Определение “каторжный”, которое Горький дал крестьянскому труду, было справедливо в его время и осталось таковым на многие годы после его смерти. Однако к началу XX века важная реформа уже успела изменить и правовой статус крестьян и во многом изменила их мечты и виды на будущее. До 1861 года крестьяне Российской империи были крепостными, собственностью своих помещиков или государства и, подобно скоту, находились в их полном распоряжении. “Манифест об отмене крепостного права” и “Положение о крестьянах, выходящих из крепостной зависимости”, даровавшие крестьянам свободу, стали свидетельством огромного сдвига в государственном мышлении и готовности правительства пойти на не менее огромный риск, потому что царские министры боялись революции. Кроме того, “Манифест” и “Положение” навсегда изменили самоощущение крестьян. Однако экономические возможности бывших крепостных едва ли изменились к лучшему, потому что они обязаны были выкупать землю, которую они обрабатывали, по цене, рассчитанной таким образом, чтобы возместить их бывшим владельцам убытки, понесенные при потери живой собственности. На практике так называемый выкуп с финансовой точки зрения оставался совершенно неподъемным. Крестьяне были обременены долгами, доведены до нищеты, обречены на непрерывный труд и по-прежнему привязаны к земле.
Эта земля была так важна, потому что играла практически сакральную роль в жизни крестьянина. Вопреки утверждению Максима Горького, российские крестьяне вовсе не были “опустошены”, лишены желаний, “насыщены чувством безразличия” по отношению к собственной нищете, однако заботы, поглощавшие их внимание и вдохновлявшие их, существенно отличались от тех, что занимали выросших в городе сторонних наблюдателей. Тогда как у городских гостей, наблюдавших неосушенные топи и грязь по колено, эта мысль могла вызвать сомнения, крестьяне верили, что любая земля, возделываемая человеком, принадлежит ему по праву, ниспосланному свыше. Точнее сказать, земля принадлежала общине, “миру”, членами которого являлось большинство крестьян, потому что частная собственность была практически неизвестна. На самом деле мир крестьян был устроен согласно своей особой логике, и хотя в ходу здесь были некоторые слова, которые могли быть знакомы и городским чужакам, не принадлежавшим этому сообществу, ценности и цели были совершенно иные, а в понятия правды, равенства и справедливости вкладывалось особое значение, отвечающее местным задачам и потребностям[31].
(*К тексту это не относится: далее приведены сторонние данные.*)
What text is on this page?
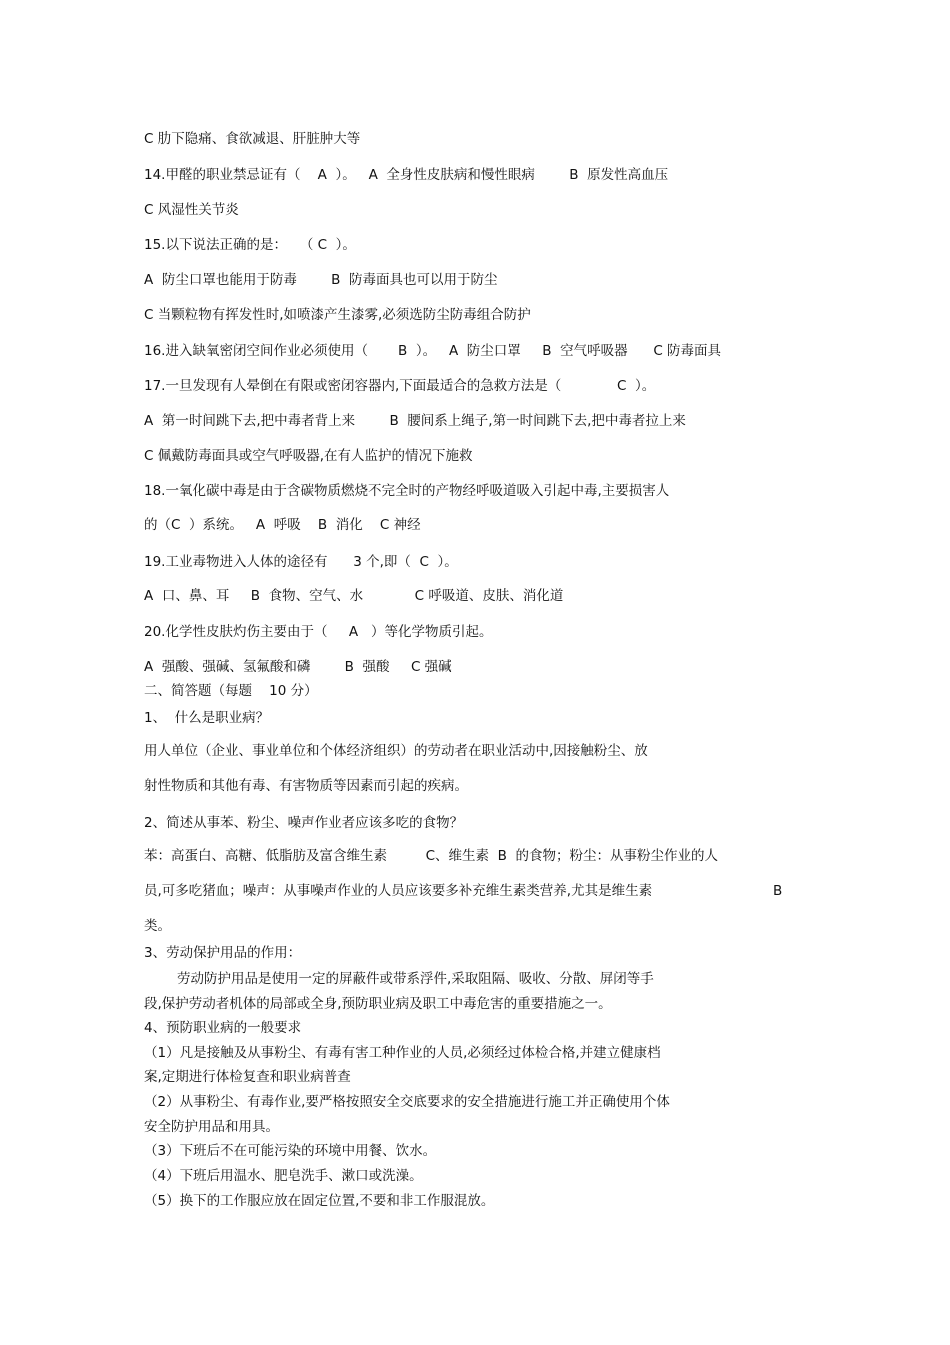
C 肋下隐痛、食欲减退、肝脏肿大等

14.甲醛的职业禁忌证有（    A  ）。   A  全身性皮肤病和慢性眼病        B  原发性高血压

C 风湿性关节炎

15.以下说法正确的是：   （ C  ）。

A  防尘口罩也能用于防毒        B  防毒面具也可以用于防尘

C 当颗粒物有挥发性时,如喷漆产生漆雾,必须选防尘防毒组合防护

16.进入缺氧密闭空间作业必须使用（       B  ）。   A  防尘口罩     B  空气呼吸器      C 防毒面具

17.一旦发现有人晕倒在有限或密闭容器内,下面最适合的急救方法是（             C  ）。

A  第一时间跳下去,把中毒者背上来        B  腰间系上绳子,第一时间跳下去,把中毒者拉上来

C 佩戴防毒面具或空气呼吸器,在有人监护的情况下施救

18.一氧化碳中毒是由于含碳物质燃烧不完全时的产物经呼吸道吸入引起中毒,主要损害人

的（C  ）系统。   A  呼吸    B  消化    C 神经

19.工业毒物进入人体的途径有      3 个,即（  C  ）。

A  口、鼻、耳     B  食物、空气、水            C 呼吸道、皮肤、消化道

20.化学性皮肤灼伤主要由于（     A   ）等化学物质引起。

A  强酸、强碱、氢氟酸和磷        B  强酸     C 强碱

二、简答题（每题    10 分）

1、  什么是职业病？

用人单位（企业、事业单位和个体经济组织）的劳动者在职业活动中,因接触粉尘、放

射性物质和其他有毒、有害物质等因素而引起的疾病。

2、简述从事苯、粉尘、噪声作业者应该多吃的食物？

苯：高蛋白、高糖、低脂肪及富含维生素         C、维生素  B  的食物；粉尘：从事粉尘作业的人

员,可多吃猪血；噪声：从事噪声作业的人员应该要多补充维生素类营养,尤其是维生素	B

类。

3、劳动保护用品的作用：

劳动防护用品是使用一定的屏蔽件或带系浮件,采取阻隔、吸收、分散、屏闭等手

段,保护劳动者机体的局部或全身,预防职业病及职工中毒危害的重要措施之一。

4、预防职业病的一般要求

（1）凡是接触及从事粉尘、有毒有害工种作业的人员,必须经过体检合格,并建立健康档

案,定期进行体检复查和职业病普查

（2）从事粉尘、有毒作业,要严格按照安全交底要求的安全措施进行施工并正确使用个体

安全防护用品和用具。

（3）下班后不在可能污染的环境中用餐、饮水。

（4）下班后用温水、肥皂洗手、漱口或洗澡。

（5）换下的工作服应放在固定位置,不要和非工作服混放。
Базовой ячейкой любой деревни был не индивид, а домохозяйство, и именно от этого сообщества зависело как социальное устройство в целом, так и то, как именно каждый человек воспринимал свое место в нем. За пределами домохозяйства именно мир распределял землю, мир мог дать любому человеку разрешение отправиться на поиски фабричной работы, и зачастую именно мир выносил местные решения по вопросам безопасности и правосудия. Подчиненность члена крестьянской общины этой группе воспроизводила общее иерархическое устройство российского общества. Эта система, по крайней мере до определенной степени, защищала слабых и была консервативной, но она не была столь вредоносной, развращающей и деградирующей, какой видели ее многие реформаторы.
Патриархат, царивший в домохозяйстве, отличала двойственность. Обычно женщины занимают подчиненное положение в крестьянских сообществах, однако дореволюционная Россия являла собой в этом смысле случай совершенно вопиющий. Тогда как мужчины обращались к другим мужчинам на миру как к “брату”, женщины были лишены самых базовых человеческих прав. Считалось само собой разумеющимся поколачивать жен, это было “полностью законным и естественным”, хотя, когда дело касалось “пахоты, сева, сгребания сена или жатвы”, та же самая жена считалась ровней и должна была работать на равных с мужчиной. Согласно крестьянской поговорке, “курица не птица, баба не человек”[32]. Однако сама по себе концепция патриархата не до конца выражает статус женщины в этой культуре, потому что именно женщины по большей части брали в свои руки руководство ситуацией, когда в семье кто-нибудь умирал, именно они оплакивали покойника и пели, создавая своего рода поэзию, именно на их плечах лежала ответственность за то, чтобы передать семейные традиции через поколения своим дочерям.